Im vorliegenden Fall hatte ein Unternehmen einem Senior Consultant gekündigt und ihn bis zum Ende der Kündigungsfrist unwiderruflich von der Arbeit freigestellt. Während der Freistellungsphase forderte der Arbeitgeber den Mitarbeiter aktiv auf, sich um eine neue Stelle zu bemühen, und sandte ihm insgesamt 43 Stellenangebote aus verschiedenen Online-Portalen zu.
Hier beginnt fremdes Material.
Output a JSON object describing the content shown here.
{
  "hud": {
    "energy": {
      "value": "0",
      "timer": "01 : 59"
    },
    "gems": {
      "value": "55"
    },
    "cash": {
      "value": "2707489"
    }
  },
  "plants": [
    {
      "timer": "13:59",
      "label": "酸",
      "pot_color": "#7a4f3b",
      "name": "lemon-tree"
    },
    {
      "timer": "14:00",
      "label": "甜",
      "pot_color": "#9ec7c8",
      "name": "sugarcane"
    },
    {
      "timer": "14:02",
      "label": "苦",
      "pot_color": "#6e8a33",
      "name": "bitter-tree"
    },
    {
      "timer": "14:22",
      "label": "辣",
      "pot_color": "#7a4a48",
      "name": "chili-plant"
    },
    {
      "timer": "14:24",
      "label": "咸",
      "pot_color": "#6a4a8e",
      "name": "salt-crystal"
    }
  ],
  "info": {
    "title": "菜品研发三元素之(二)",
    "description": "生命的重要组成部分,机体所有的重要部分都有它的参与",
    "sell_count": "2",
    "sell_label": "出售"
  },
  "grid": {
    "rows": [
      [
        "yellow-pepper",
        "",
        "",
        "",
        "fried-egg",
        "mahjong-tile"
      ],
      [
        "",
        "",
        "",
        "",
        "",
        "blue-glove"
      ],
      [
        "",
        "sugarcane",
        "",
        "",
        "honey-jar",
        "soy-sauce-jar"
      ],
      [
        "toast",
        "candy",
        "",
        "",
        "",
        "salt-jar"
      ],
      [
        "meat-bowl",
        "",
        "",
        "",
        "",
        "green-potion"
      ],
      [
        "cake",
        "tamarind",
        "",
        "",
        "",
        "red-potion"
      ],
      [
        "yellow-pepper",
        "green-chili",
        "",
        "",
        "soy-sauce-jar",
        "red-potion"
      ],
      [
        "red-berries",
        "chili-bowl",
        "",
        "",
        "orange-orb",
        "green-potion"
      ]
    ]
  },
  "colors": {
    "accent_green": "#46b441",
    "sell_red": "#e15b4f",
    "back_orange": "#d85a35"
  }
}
Der Arbeitnehmer bewarb sich jedoch erst gegen Ende der Kündigungsfrist auf sieben dieser Angebote.

Verärgert darüber verweigerte der Arbeitgeber die Zahlung des letzten Monatsgehalts in Höhe von 6.440 Euro brutto mit der Begründung, dass der Mitarbeiter böswillig eine anderweitige Einkommensmöglichkeit unterlassen habe.

Der Arbeitnehmer klagte erfolgreich auf Zahlung seines ausstehenden Gehalts: Das Bundesarbeitsgericht entschied, dass der Arbeitgeber sich nach einer einseitigen Freistellung im Annahmeverzug befinde und daher die volle Vergütung nach Paragraf 615 Satz 1 Bürgerliches Gesetzbuch (BGB) schulde. Eine Anrechnung unterlassener Erwerbsmöglichkeiten nach Paragraf 615 Satz 2 BGB sei nur unter besonderen Umständen möglich.

Das Gericht stellte fest, dass Arbeitnehmer nicht verpflichtet seien, sich während der Freistellungsphase aktiv um eine neue Anstellung zu bemühen, solange keine böswillige Unterlassung vorliege. Eine solche liege nur dann vor, wenn der Arbeitnehmer in treuwidriger Weise eine naheliegende und zumutbare Erwerbsmöglichkeit bewusst ausschlage. Dies konnte das Gericht im konkreten Fall nicht feststellen.

Das Urteil des BAG sorgt für Rechtsklarheit und stellt hohe Anforderungen an Unternehmen bei Freistellungen. Die Praxis, Arbeitnehmer zur frühzeitigen Aufnahme einer neuen Stelle zu drängen oder das Gehalt einseitig zu kürzen, ist rechtlich nicht haltbar.